In the 1900’s many of the row houses were torn down to make way for more elegant residences. New schools, churches, synagogues, museums, social clubs and shops were added enhancing the neighborhoods residential appeal. By the 1910’s only the wealthiest people could afford to live on the Upper East Side.

In the 20th century, luxury apartments were constructed in the area making it more accessible to the many people who wanted to live there. East River Drive was constructed making for even more development and commerce in the neighborhood.

And while the area has changed in terms of welcoming people representing various income levels, it maintains its reputation as a coveted and rather expensive place to live.

People and Landmarks

The deep history of the Upper East Side is still visible today in its many historic districts. These include the following:

  • The Upper East Side Historic District was added to the National Register of Historic Places in 1984. It is home to several residential structures built after the Civil War and runs from 59th to 78th along 5th Ave.
  • The Metropolitan Museum Historic District was designated in 1977 and runs from 79th to 86th on 5th Ave.
  • The Park Avenue Historic District was designated in 2014 and runs along Park Ave. from 79th to 91st
  • The Carnegie Hall District was designated in 1974 and runs along 5th Ave from 86th to 98th St.

The neighborhood has been the residential home to countless debutantes and celebrities. In addition to housing the Rockefellers, Roosevelts and Kennedys, it was also the neighborhood of choice for Simon Cowell, Phoebe Cates, Mariah Carey, Andy Warhol and more. It is the location of Gracie Mansion, home of the mayor of New York.

Current Projects

The Upper East Side is a popular neighborhood and development is nonstop.
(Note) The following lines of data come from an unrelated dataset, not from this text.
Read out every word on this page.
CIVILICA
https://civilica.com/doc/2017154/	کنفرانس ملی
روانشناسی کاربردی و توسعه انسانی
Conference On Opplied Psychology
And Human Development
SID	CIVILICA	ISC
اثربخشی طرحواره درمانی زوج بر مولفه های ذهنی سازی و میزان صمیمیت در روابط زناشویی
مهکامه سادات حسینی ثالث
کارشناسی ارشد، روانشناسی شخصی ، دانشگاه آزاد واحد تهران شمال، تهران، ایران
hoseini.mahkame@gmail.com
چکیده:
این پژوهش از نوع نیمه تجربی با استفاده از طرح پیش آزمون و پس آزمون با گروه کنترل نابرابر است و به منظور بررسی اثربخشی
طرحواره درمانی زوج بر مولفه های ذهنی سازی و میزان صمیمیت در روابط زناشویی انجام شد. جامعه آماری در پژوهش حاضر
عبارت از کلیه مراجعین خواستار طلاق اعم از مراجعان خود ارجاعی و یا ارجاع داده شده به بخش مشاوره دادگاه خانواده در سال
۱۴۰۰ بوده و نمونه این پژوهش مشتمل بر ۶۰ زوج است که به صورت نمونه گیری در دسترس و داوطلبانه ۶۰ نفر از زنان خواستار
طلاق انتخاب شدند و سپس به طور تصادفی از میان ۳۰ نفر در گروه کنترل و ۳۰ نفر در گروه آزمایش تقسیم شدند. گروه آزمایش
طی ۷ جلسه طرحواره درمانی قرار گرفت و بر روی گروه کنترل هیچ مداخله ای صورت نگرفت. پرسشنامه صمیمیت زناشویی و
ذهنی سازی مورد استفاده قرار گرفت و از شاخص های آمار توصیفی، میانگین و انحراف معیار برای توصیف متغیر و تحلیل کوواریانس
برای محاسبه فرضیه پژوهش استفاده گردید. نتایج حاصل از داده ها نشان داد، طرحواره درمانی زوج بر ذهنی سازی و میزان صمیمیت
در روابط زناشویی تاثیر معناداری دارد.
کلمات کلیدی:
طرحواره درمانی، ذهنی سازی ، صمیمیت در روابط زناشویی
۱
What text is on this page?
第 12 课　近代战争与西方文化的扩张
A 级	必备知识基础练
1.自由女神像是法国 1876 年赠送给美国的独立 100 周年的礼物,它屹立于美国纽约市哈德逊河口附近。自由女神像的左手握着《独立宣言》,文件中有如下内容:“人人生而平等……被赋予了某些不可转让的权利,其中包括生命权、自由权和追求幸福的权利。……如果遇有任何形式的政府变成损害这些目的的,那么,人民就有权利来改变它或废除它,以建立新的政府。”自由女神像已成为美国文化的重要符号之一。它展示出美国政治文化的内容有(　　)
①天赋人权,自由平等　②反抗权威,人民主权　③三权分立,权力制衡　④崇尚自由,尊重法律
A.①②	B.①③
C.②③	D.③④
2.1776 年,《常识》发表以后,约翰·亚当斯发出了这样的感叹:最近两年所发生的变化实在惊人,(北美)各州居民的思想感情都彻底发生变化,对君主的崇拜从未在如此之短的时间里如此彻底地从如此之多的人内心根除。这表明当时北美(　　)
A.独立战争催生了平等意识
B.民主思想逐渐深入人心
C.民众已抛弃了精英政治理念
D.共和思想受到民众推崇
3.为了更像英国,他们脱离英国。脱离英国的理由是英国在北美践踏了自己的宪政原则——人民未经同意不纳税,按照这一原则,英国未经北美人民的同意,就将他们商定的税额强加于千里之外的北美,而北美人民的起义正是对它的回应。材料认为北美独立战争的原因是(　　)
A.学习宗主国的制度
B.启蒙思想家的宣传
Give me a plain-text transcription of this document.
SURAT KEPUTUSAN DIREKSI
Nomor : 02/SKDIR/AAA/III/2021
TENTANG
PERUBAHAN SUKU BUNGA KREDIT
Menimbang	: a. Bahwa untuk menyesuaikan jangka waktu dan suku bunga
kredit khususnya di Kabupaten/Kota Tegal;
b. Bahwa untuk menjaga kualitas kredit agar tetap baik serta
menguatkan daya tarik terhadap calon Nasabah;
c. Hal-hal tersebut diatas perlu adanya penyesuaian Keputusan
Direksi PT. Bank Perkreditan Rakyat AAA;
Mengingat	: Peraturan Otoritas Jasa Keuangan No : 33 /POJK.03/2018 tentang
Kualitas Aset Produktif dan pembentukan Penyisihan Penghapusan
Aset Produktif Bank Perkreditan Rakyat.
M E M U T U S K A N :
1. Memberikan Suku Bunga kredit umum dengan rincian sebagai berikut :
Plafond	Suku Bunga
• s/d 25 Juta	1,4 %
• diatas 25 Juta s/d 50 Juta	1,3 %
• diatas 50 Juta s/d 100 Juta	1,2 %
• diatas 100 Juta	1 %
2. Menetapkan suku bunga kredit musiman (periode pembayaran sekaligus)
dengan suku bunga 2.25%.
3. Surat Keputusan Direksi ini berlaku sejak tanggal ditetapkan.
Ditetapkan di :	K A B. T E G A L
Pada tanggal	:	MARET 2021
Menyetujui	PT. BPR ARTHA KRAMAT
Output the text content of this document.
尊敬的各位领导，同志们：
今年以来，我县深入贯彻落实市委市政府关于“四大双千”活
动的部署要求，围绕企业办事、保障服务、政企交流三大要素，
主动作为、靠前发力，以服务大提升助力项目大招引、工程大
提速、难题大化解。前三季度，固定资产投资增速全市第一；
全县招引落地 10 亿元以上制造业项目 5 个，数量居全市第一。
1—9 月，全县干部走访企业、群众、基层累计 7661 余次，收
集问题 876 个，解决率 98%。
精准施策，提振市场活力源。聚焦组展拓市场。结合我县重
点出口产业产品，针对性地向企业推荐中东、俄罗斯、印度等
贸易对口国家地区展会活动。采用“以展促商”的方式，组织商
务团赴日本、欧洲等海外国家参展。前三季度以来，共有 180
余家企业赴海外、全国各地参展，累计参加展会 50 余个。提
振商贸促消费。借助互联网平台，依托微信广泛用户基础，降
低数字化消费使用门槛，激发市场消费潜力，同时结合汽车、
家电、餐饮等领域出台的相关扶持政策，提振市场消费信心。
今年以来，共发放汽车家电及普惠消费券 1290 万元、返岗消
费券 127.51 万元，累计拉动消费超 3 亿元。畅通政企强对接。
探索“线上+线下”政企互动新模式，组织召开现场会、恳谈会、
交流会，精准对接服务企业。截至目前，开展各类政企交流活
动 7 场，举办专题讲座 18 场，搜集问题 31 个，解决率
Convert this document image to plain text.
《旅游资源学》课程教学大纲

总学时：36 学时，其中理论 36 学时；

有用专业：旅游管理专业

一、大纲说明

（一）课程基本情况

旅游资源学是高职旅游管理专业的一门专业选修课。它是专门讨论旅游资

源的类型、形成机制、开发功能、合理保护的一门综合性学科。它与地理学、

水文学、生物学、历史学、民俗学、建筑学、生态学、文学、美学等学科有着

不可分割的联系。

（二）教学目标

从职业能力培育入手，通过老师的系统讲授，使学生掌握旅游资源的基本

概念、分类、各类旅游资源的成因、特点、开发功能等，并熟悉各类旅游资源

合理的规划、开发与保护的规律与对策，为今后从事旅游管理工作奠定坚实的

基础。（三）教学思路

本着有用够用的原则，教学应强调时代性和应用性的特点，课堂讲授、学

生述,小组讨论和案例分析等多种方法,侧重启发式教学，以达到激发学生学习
Currently, a few remaining buildings on the 1600 block of 1st Ave. are being demolished seemingly to make way for more new construction. There is also a proposal to build a 233-foot-tall tower for the New York Blood Center on a residential block currently under consideration.

The Upper East Side has a rich history, and the story keeps unfolding every day. It’s colorful people and vibrant buildings are all part of the narrative.